フィリップ3世は本当に卑怯です。シャルル7世の方が勝ちそうだから慌てて味方のふりをしているのです。ブルゴーニュの一族はみんなそうです。彼らが考えるのはいかに自分が得するかであって、良心や道徳心などは彼らにはかけらもありません。
冬から1430年まで善良公は3度目の結婚準備に追われ、シャルル7世が北フランスで紛争を煽り善良公を牽制するなどしていたため、出兵する余裕はなかった。シャルル7世と休戦協定の期限は1430年3月までだったが、水面下で両者は互いに相手の出方を窺いつつ警戒していた。
一向に協力しない善良公に苛立ったベッドフォード公は1430年5月にコンピエーニュ包囲戦を実行、善良公はフランスとの休戦が切れたこともありイングランドの顔を立てるため参戦したが、戦いは敗北に終わり、善良公の配下のリニー伯ジャン2世はジャンヌを捕えてイングランド軍に引き渡した。
リニー伯ジャン2世がコンピエーニュ包囲戦に参加した際、1430年5月23日に自身の従士がジャンヌ・ダルクを生け捕りにした。コンピエーニュに陣取るシャルル7世派の軍勢に彼女を奪回される恐れがあったため、ジャンは自分の居城ボールヴォワール城にジャンヌ・ダルクを連行し、伯母と妻に彼女を監視させることにした。ジャンの許には百年戦争の全ての陣営からジャンヌ・ダルクの身代金支払の申し出が舞い込んだ。主君のブルゴーニュ公フィリップ3世は、同盟者のイングランド陣営に身柄を引き渡すように求めた。

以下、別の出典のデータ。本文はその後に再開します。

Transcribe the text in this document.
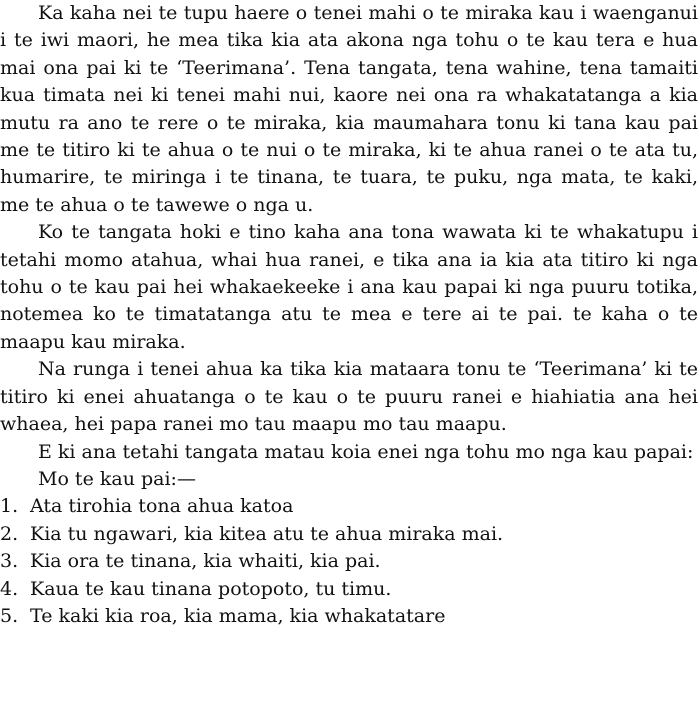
Ka kaha nei te tupu haere o tenei mahi o te miraka kau i waenganui i te iwi maori, he mea tika kia ata akona nga tohu o te kau tera e hua mai ona pai ki te ‘Teerimana’. Tena tangata, tena wahine, tena tamaiti kua timata nei ki tenei mahi nui, kaore nei ona ra whakatatanga a kia mutu ra ano te rere o te miraka, kia maumahara tonu ki tana kau pai me te titiro ki te ahua o te nui o te miraka, ki te ahua ranei o te ata tu, humarire, te miringa i te tinana, te tuara, te puku, nga mata, te kaki, me te ahua o te tawewe o nga u.

Ko te tangata hoki e tino kaha ana tona wawata ki te whakatupu i tetahi momo atahua, whai hua ranei, e tika ana ia kia ata titiro ki nga tohu o te kau pai hei whakaekeeke i ana kau papai ki nga puuru totika, notemea ko te timatatanga atu te mea e tere ai te pai. te kaha o te maapu kau miraka.

Na runga i tenei ahua ka tika kia mataara tonu te ‘Teerimana’ ki te titiro ki enei ahuatanga o te kau o te puuru ranei e hiahiatia ana hei whaea, hei papa ranei mo tau maapu mo tau maapu.

E ki ana tetahi tangata matau koia enei nga tohu mo nga kau papai:

Mo te kau pai:—

1. Ata tirohia tona ahua katoa
2. Kia tu ngawari, kia kitea atu te ahua miraka mai.
3. Kia ora te tinana, kia whaiti, kia pai.
4. Kaua te kau tinana potopoto, tu timu.
5. Te kaki kia roa, kia mama, kia whakatatare
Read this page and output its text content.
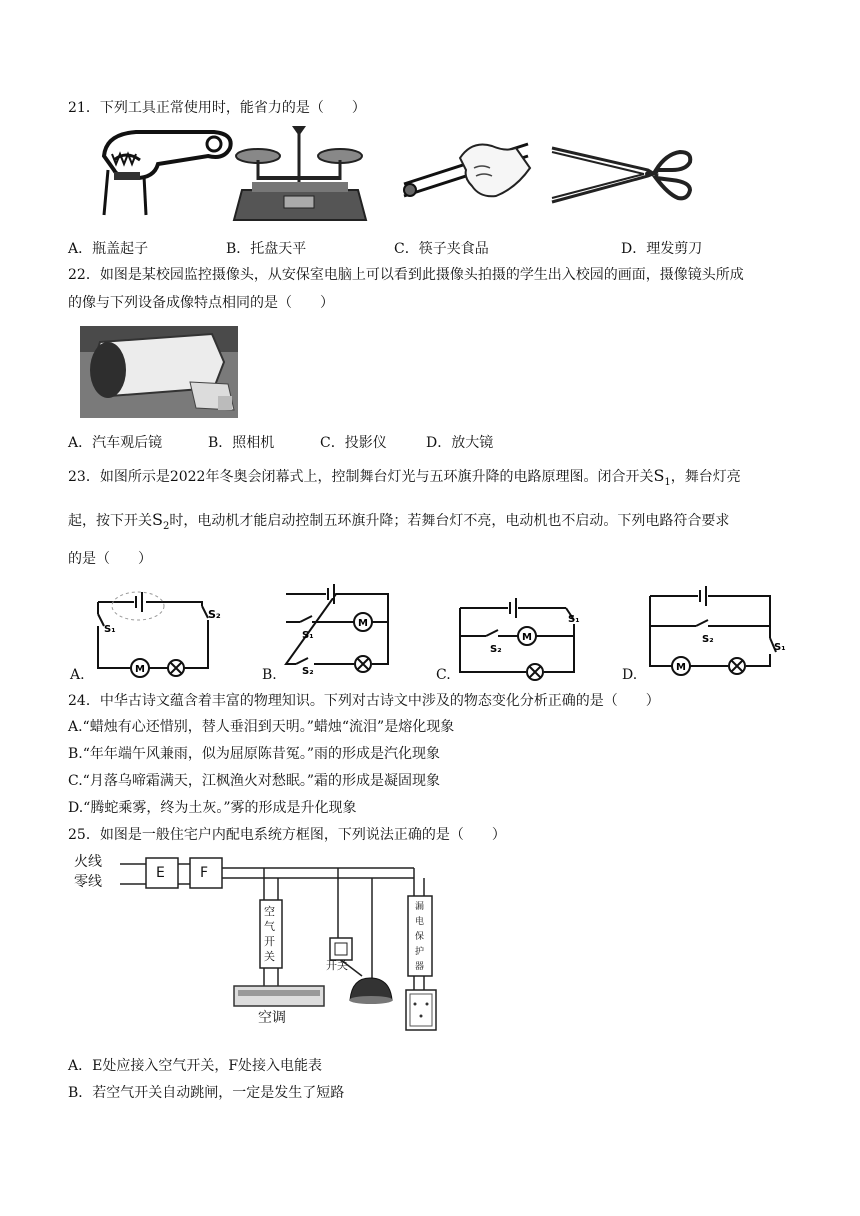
21．下列工具正常使用时，能省力的是（　　）
A．瓶盖起子	B．托盘天平	C．筷子夹食品	D．理发剪刀
22．如图是某校园监控摄像头，从安保室电脑上可以看到此摄像头拍摄的学生出入校园的画面，摄像镜头所成
的像与下列设备成像特点相同的是（　　）
A．汽车观后镜	B．照相机	C．投影仪	D．放大镜
23．如图所示是2022年冬奥会闭幕式上，控制舞台灯光与五环旗升降的电路原理图。闭合开关$S_1$，舞台灯亮
起，按下开关$S_2$时，电动机才能启动控制五环旗升降；若舞台灯不亮，电动机也不启动。下列电路符合要求
的是（　　）
S₁
M
S₂
A.
S₁
M
S₂
B.
S₁
S₂
M
C.
S₁
S₂
M
D.
24．中华古诗文蕴含着丰富的物理知识。下列对古诗文中涉及的物态变化分析正确的是（　　）
A.“蜡烛有心还惜别，替人垂泪到天明。”蜡烛“流泪”是熔化现象
B.“年年端午风兼雨，似为屈原陈昔冤。”雨的形成是汽化现象
C.“月落乌啼霜满天，江枫渔火对愁眠。”霜的形成是凝固现象
D.“腾蛇乘雾，终为土灰。”雾的形成是升化现象
25．如图是一般住宅户内配电系统方框图，下列说法正确的是（　　）
火线
零线
E	F
空
气
开
关
漏
电
保
护
器
开关
空调
A．E处应接入空气开关，F处接入电能表
B．若空气开关自动跳闸，一定是发生了短路
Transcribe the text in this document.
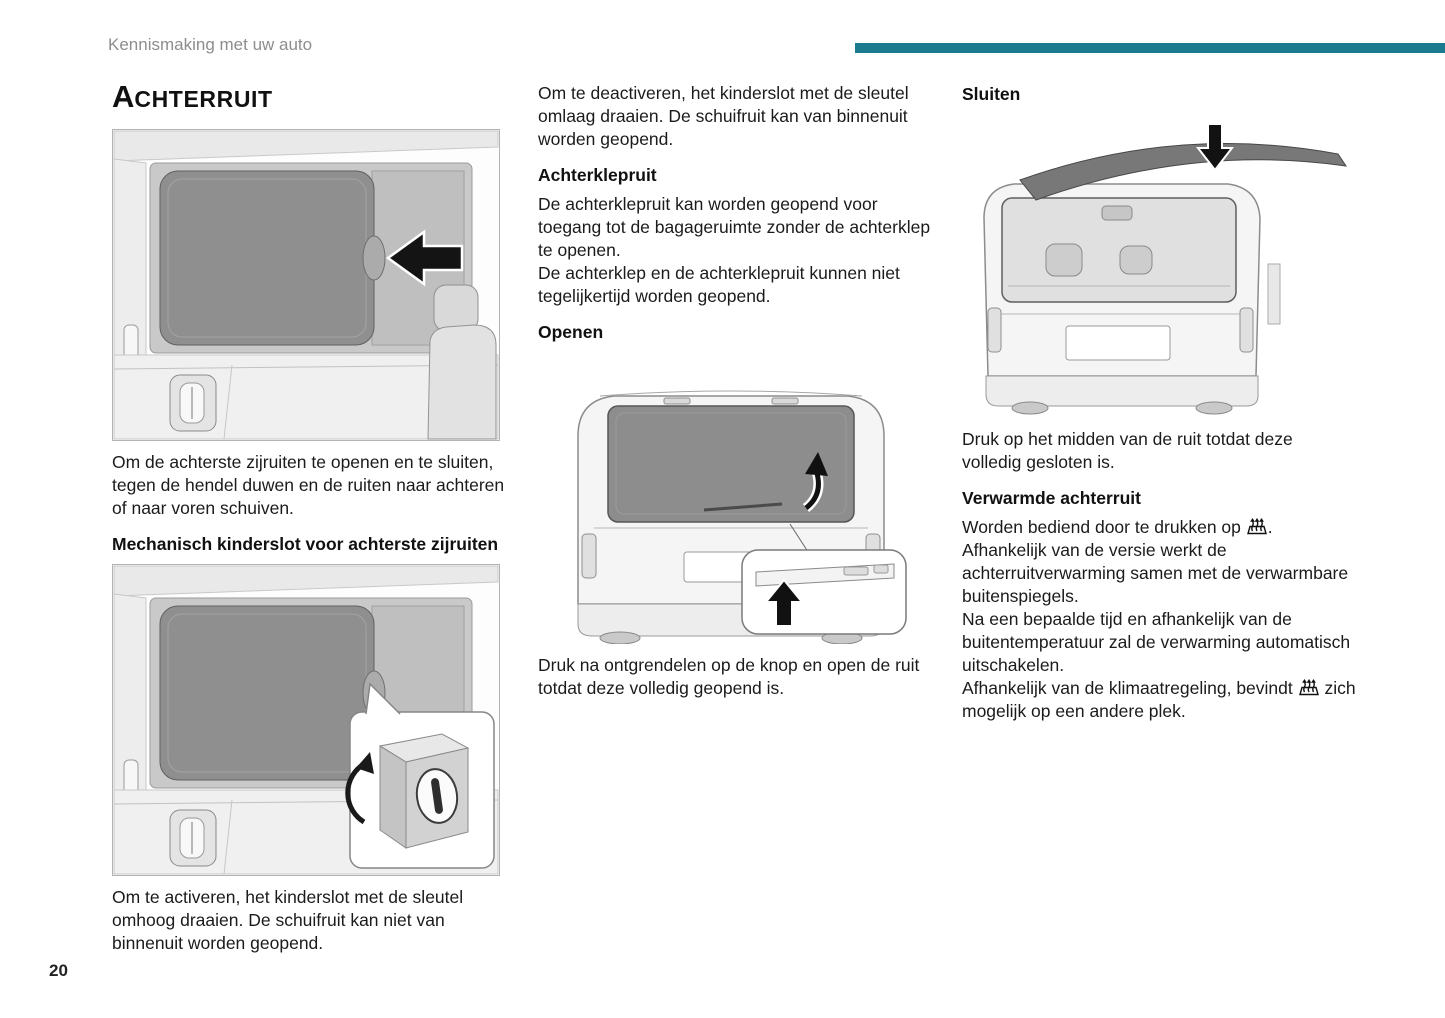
Kennismaking met uw auto
ACHTERRUIT

Om de achterste zijruiten te openen en te sluiten, tegen de hendel duwen en de ruiten naar achteren of naar voren schuiven.

Mechanisch kinderslot voor achterste zijruiten

Om te activeren, het kinderslot met de sleutel omhoog draaien. De schuifruit kan niet van binnenuit worden geopend.

Om te deactiveren, het kinderslot met de sleutel omlaag draaien. De schuifruit kan van binnenuit worden geopend.

Achterklepruit

De achterklepruit kan worden geopend voor toegang tot de bagageruimte zonder de achterklep te openen.

De achterklep en de achterklepruit kunnen niet tegelijkertijd worden geopend.

Openen

Druk na ontgrendelen op de knop en open de ruit totdat deze volledig geopend is.

Sluiten

Druk op het midden van de ruit totdat deze volledig gesloten is.

Verwarmde achterruit

Worden bediend door te drukken op . Afhankelijk van de versie werkt de achterruitverwarming samen met de verwarmbare buitenspiegels.

Na een bepaalde tijd en afhankelijk van de buitentemperatuur zal de verwarming automatisch uitschakelen.

Afhankelijk van de klimaatregeling, bevindt zich mogelijk op een andere plek.

20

ジャンの同居する伯母ジャンヌ・ド・リュクサンブールはシャルル7世の名付け親だったこともあってジャンヌ・ダルクに同情的で、甥が彼女をイングランドに引き渡すことに反対した。伯母はジャンに、もしジャンヌ・ダルクをイングランド人に売り渡せばリニー伯領の相続権を剥奪するとまで脅しをかけたが、9月18日に死去した。結局相続権剝奪の恐れのなくなったジャンは、ボーヴェ司教ピエール・コーションおよびパリ大学の要求に応じて1万リーヴル・トゥールノワの身代金と引き換えにジャンヌ・ダルクをイングランド人に引き渡した。